High-content assays (HCAs) have problems distinguishing biologically significant effects from those of technical factors, such as differences in materials, personnel, and non-repeatable aspects of cell culture environments. The number and heterogeneity of descriptors evaluated is thought to introduce additional problems. This meta-analysis assigned data to different classes and then determined whether and how preprocessing operations affected outcomes.

Methods

Batch effects that could affect reproducibility—i.e., signal/noise ratio, instrumental conditions, and segmentation—were controlled variables. Batch effects that cannot be controlled include variations in materials, personnel, and tissue culture environments. Descriptors’ values were measured directly from images. Values of a low-dimensional descriptor, factor 4, which was identifiable and interpretable, were derived by exploratory factor analysis. In each of five trials, one sample was treated with the same chemical mixture (EXP) and another with the solvent vehicle alone (CON).

Results

Factor 4 means of CON and EXP repeats showed significant differences after within-trial data regularization. The mean of Trial 3 CON differed significantly from all other CONs.

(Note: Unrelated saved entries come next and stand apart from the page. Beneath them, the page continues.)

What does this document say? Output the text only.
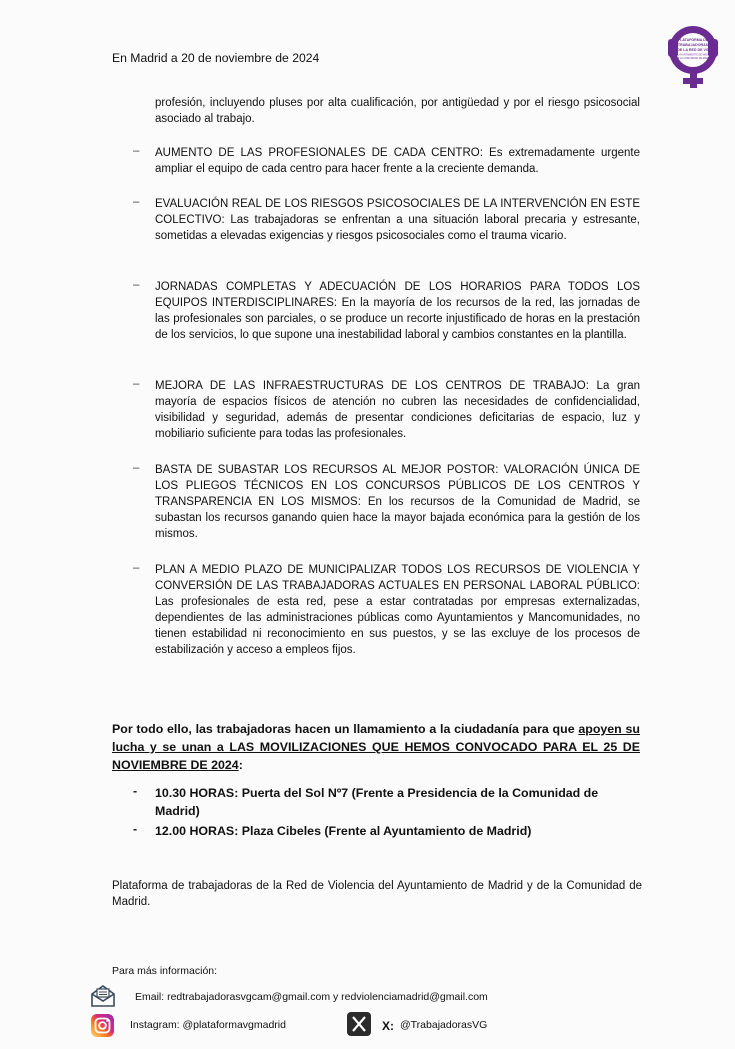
En Madrid a 20 de noviembre de 2024
PLATAFORMA DE
TRABAJADORAS
DE LA RED DE VG
DEL AYUNTAMIENTO DE MADRID
Y DE LA COMUNIDAD DE MADRID
profesión, incluyendo pluses por alta cualificación, por antigüedad y por el riesgo psicosocial asociado al trabajo.
– AUMENTO DE LAS PROFESIONALES DE CADA CENTRO: Es extremadamente urgente ampliar el equipo de cada centro para hacer frente a la creciente demanda.
– EVALUACIÓN REAL DE LOS RIESGOS PSICOSOCIALES DE LA INTERVENCIÓN EN ESTE COLECTIVO: Las trabajadoras se enfrentan a una situación laboral precaria y estresante, sometidas a elevadas exigencias y riesgos psicosociales como el trauma vicario.
– JORNADAS COMPLETAS Y ADECUACIÓN DE LOS HORARIOS PARA TODOS LOS EQUIPOS INTERDISCIPLINARES: En la mayoría de los recursos de la red, las jornadas de las profesionales son parciales, o se produce un recorte injustificado de horas en la prestación de los servicios, lo que supone una inestabilidad laboral y cambios constantes en la plantilla.
– MEJORA DE LAS INFRAESTRUCTURAS DE LOS CENTROS DE TRABAJO: La gran mayoría de espacios físicos de atención no cubren las necesidades de confidencialidad, visibilidad y seguridad, además de presentar condiciones deficitarias de espacio, luz y mobiliario suficiente para todas las profesionales.
– BASTA DE SUBASTAR LOS RECURSOS AL MEJOR POSTOR: VALORACIÓN ÚNICA DE LOS PLIEGOS TÉCNICOS EN LOS CONCURSOS PÚBLICOS DE LOS CENTROS Y TRANSPARENCIA EN LOS MISMOS: En los recursos de la Comunidad de Madrid, se subastan los recursos ganando quien hace la mayor bajada económica para la gestión de los mismos.
– PLAN A MEDIO PLAZO DE MUNICIPALIZAR TODOS LOS RECURSOS DE VIOLENCIA Y CONVERSIÓN DE LAS TRABAJADORAS ACTUALES EN PERSONAL LABORAL PÚBLICO: Las profesionales de esta red, pese a estar contratadas por empresas externalizadas, dependientes de las administraciones públicas como Ayuntamientos y Mancomunidades, no tienen estabilidad ni reconocimiento en sus puestos, y se las excluye de los procesos de estabilización y acceso a empleos fijos.
Por todo ello, las trabajadoras hacen un llamamiento a la ciudadanía para que apoyen su lucha y se unan a LAS MOVILIZACIONES QUE HEMOS CONVOCADO PARA EL 25 DE NOVIEMBRE DE 2024:
- 10.30 HORAS: Puerta del Sol Nº7 (Frente a Presidencia de la Comunidad de Madrid)
- 12.00 HORAS: Plaza Cibeles (Frente al Ayuntamiento de Madrid)
Plataforma de trabajadoras de la Red de Violencia del Ayuntamiento de Madrid y de la Comunidad de Madrid.
Para más información:
Email: redtrabajadorasvgcam@gmail.com y redviolenciamadrid@gmail.com
Instagram: @plataformavgmadrid	X: @TrabajadorasVG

These differences disappeared after the data were regularized using comprehensive databases. Among EXP repeats, the Trial 2 mean differed from those of other repeats, but regularization to other databases had little effect. Surprisingly, the same classification pattern was found after regularization to any comprehensive database derived by the same protocol. Substitution of databases derived by different protocols produced patterns that only reflect an elevation of differences that had been marginal to statistical significance. Outlier removal was deleterious. Even with the most sparing definition of outliers, over 3% of a single sample’s contents were removed from most trials. Elimination based on overall within-trial distributions caused type I and II errors.

Conclusions

These results, based on real-world experiments, suggest that non-repeatability is an inherent feature of in vitro assays. Classification patterns were unaffected by several irreducible batch effects, including materials, personnel, and non-repeatable environmental variables. These effects, combined with small sample sizes and skewed distributions of descriptors’ values, may account for non-repeatability. Non-repeatable factor 4 means in repeated trials had negligible influence on classification, however, suggesting that class assignment is a better indicator of assay quality.